Giuseppe Attanasio


Benchmarking Post-Hoc Interpretability Approaches for Transformer-based Misogyny Detection
Giuseppe Attanasio | Debora Nozza | Eliana Pastor | Dirk Hovy
Proceedings of NLP Power! The First Workshop on Efficient Benchmarking in NLP

Transformer-based Natural Language Processing models have become the standard for hate speech detection. However, the unconscious use of these techniques for such a critical task comes with negative consequences. Various works have demonstrated that hate speech classifiers are biased. These findings have prompted efforts to explain classifiers, mainly using attribution methods. In this paper, we provide the first benchmark study of interpretability approaches for hate speech detection. We cover four post-hoc token attribution approaches to explain the predictions of Transformer-based misogyny classifiers in English and Italian. Further, we compare generated attributions to attention analysis. We find that only two algorithms provide faithful explanations aligned with human expectations. Gradient-based methods and attention, however, show inconsistent outputs, making their value for explanations questionable for hate speech detection tasks.
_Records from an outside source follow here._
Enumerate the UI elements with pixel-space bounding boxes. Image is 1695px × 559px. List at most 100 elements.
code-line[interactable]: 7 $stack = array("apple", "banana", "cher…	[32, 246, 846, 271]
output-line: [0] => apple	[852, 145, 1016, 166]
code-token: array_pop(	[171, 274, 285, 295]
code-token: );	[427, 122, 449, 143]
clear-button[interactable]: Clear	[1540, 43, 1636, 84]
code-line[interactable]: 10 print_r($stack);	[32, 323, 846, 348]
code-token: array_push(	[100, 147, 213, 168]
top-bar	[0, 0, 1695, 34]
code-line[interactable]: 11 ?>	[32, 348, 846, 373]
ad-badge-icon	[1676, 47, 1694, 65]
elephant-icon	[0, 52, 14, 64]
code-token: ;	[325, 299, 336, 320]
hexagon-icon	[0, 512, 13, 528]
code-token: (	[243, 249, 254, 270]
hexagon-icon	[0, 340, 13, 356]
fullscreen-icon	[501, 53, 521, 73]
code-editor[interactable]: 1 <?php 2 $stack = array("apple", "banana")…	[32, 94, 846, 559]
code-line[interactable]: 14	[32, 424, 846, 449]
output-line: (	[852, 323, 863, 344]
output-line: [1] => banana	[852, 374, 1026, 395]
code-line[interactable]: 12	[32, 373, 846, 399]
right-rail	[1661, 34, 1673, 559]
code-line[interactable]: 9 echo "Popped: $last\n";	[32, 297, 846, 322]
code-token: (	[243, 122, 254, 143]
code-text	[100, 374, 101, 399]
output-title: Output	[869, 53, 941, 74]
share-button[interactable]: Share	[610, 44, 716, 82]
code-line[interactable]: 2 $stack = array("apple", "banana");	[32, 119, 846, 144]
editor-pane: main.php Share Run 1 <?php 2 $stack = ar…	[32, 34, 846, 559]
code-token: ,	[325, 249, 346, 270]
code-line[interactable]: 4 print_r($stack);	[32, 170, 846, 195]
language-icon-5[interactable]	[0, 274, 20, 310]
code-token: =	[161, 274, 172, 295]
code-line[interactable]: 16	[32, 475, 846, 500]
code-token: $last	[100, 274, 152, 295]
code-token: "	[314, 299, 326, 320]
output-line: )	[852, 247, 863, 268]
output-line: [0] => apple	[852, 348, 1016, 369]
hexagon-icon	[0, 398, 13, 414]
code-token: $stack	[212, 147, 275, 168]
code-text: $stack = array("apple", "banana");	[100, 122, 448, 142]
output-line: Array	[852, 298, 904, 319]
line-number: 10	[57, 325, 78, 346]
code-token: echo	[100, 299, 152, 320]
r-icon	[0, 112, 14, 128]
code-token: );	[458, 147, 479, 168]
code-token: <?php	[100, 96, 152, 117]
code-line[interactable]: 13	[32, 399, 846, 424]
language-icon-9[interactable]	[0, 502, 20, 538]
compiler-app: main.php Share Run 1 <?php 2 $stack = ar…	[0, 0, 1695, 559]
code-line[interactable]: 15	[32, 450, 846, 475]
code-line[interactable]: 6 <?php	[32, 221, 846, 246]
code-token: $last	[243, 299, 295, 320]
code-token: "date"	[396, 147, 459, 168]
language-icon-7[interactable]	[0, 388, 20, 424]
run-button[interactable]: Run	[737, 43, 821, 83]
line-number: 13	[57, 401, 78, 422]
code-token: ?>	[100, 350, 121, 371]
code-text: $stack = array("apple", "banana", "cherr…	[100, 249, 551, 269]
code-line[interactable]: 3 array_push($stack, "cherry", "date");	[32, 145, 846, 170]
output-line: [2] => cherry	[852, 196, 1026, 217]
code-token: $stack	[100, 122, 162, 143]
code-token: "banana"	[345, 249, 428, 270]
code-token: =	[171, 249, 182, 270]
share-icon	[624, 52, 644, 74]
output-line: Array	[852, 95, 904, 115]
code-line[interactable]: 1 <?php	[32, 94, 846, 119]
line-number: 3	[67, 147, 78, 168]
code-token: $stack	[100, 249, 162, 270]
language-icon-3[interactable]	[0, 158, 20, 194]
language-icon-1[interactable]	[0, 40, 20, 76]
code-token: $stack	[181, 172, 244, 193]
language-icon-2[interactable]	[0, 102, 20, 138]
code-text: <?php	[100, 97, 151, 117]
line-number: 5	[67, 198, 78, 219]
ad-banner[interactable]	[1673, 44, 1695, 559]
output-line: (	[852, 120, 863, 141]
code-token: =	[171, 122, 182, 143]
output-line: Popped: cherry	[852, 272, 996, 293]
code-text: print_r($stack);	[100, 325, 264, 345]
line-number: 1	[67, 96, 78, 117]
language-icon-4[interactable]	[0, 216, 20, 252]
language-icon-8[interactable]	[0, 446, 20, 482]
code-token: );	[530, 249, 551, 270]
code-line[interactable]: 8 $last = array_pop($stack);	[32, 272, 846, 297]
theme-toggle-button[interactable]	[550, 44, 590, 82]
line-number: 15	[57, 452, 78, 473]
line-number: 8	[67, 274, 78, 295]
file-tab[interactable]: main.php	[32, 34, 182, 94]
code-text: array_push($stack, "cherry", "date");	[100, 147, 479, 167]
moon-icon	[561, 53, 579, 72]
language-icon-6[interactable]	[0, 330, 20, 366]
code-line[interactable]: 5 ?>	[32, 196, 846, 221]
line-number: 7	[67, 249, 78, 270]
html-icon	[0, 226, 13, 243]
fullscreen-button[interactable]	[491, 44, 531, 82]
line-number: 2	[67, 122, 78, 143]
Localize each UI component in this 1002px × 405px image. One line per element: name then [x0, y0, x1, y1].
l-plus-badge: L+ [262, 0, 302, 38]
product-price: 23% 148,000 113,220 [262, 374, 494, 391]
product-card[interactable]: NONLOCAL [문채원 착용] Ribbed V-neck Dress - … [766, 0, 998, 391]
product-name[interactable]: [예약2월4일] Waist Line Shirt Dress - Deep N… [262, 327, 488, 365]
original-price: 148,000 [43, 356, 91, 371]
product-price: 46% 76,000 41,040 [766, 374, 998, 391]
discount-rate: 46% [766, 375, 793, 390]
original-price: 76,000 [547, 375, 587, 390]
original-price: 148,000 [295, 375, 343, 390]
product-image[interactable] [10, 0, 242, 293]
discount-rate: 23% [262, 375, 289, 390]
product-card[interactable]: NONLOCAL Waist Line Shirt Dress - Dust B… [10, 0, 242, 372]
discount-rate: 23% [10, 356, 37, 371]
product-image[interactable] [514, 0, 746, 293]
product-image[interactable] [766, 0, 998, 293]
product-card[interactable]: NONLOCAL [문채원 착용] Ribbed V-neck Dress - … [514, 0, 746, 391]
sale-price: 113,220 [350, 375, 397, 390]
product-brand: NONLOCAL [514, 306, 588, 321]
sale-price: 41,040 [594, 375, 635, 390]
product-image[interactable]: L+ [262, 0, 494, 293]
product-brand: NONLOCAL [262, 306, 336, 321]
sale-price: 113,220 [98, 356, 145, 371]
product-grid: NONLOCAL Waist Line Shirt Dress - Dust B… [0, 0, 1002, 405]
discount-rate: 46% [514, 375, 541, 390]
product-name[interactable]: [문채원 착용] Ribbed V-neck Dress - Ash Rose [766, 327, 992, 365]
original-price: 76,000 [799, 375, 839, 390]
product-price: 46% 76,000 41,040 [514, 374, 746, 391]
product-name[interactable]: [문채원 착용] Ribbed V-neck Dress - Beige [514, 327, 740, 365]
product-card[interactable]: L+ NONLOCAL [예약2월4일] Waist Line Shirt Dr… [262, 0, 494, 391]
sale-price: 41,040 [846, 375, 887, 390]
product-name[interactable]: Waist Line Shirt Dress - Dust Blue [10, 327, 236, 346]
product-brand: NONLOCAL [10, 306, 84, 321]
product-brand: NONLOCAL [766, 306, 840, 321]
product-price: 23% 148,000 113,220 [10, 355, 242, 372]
Entropy-based Attention Regularization Frees Unintended Bias Mitigation from Lists
Giuseppe Attanasio | Debora Nozza | Dirk Hovy | Elena Baralis
Findings of the Association for Computational Linguistics: ACL 2022

Natural Language Processing (NLP) models risk overfitting to specific terms in the training data, thereby reducing their performance, fairness, and generalizability. E.g., neural hate speech detection models are strongly influenced by identity terms like gay, or women, resulting in false positives, severe unintended bias, and lower performance.Most mitigation techniques use lists of identity terms or samples from the target domain during training. However, this approach requires a-priori knowledge and introduces further bias if important terms are neglected.Instead, we propose a knowledge-free Entropy-based Attention Regularization (EAR) to discourage overfitting to training-specific terms. An additional objective function penalizes tokens with low self-attention entropy.We fine-tune BERT via EAR: the resulting model matches or exceeds state-of-the-art performance for hate speech classification and bias metrics on three benchmark corpora in English and Italian.EAR also reveals overfitting terms, i.e., terms most likely to induce bias, to help identify their effect on the model, task, and predictions.

MilaNLP at SemEval-2022 Task 5: Using Perceiver IO for Detecting Misogynous Memes with Text and Image Modalities
Giuseppe Attanasio | Debora Nozza | Federico Bianchi
Proceedings of the 16th International Workshop on Semantic Evaluation (SemEval-2022)

In this paper, we describe the system proposed by the MilaNLP team for the Multimedia Automatic Misogyny Identification (MAMI) challenge. We use Perceiver IO as a multimodal late fusion over unimodal streams to address both sub-tasks A and B. We build unimodal embeddings using Vision Transformer (image) and RoBERTa (text transcript). We enrich the input representation using face and demographic recognition, image captioning, and detection of adult content and web entities. To the best of our knowledge, this work is the first to use Perceiver IO combining text and image modalities. The proposed approach outperforms unimodal and multimodal baselines.

HATE-ITA: Hate Speech Detection in Italian Social Media Text
Debora Nozza | Federico Bianchi | Giuseppe Attanasio
Proceedings of the Sixth Workshop on Online Abuse and Harms (WOAH)

Online hate speech is a dangerous phenomenon that can (and should) be promptly counteracted properly. While Natural Language Processing supplies appropriate algorithms for trying to reach this objective, all research efforts are directed toward the English language. This strongly limits the classification power on non-English languages. In this paper, we test several learning frameworks for identifying hate speech in Italian text. We release HATE-ITA, a multi-language model trained on a large set of English data and available Italian datasets. HATE-ITA performs better than mono-lingual models and seems to adapt well also on language-specific slurs. We hope our findings will encourage the research in other mid-to-low resource communities and provide a valuable benchmarking tool for the Italian community.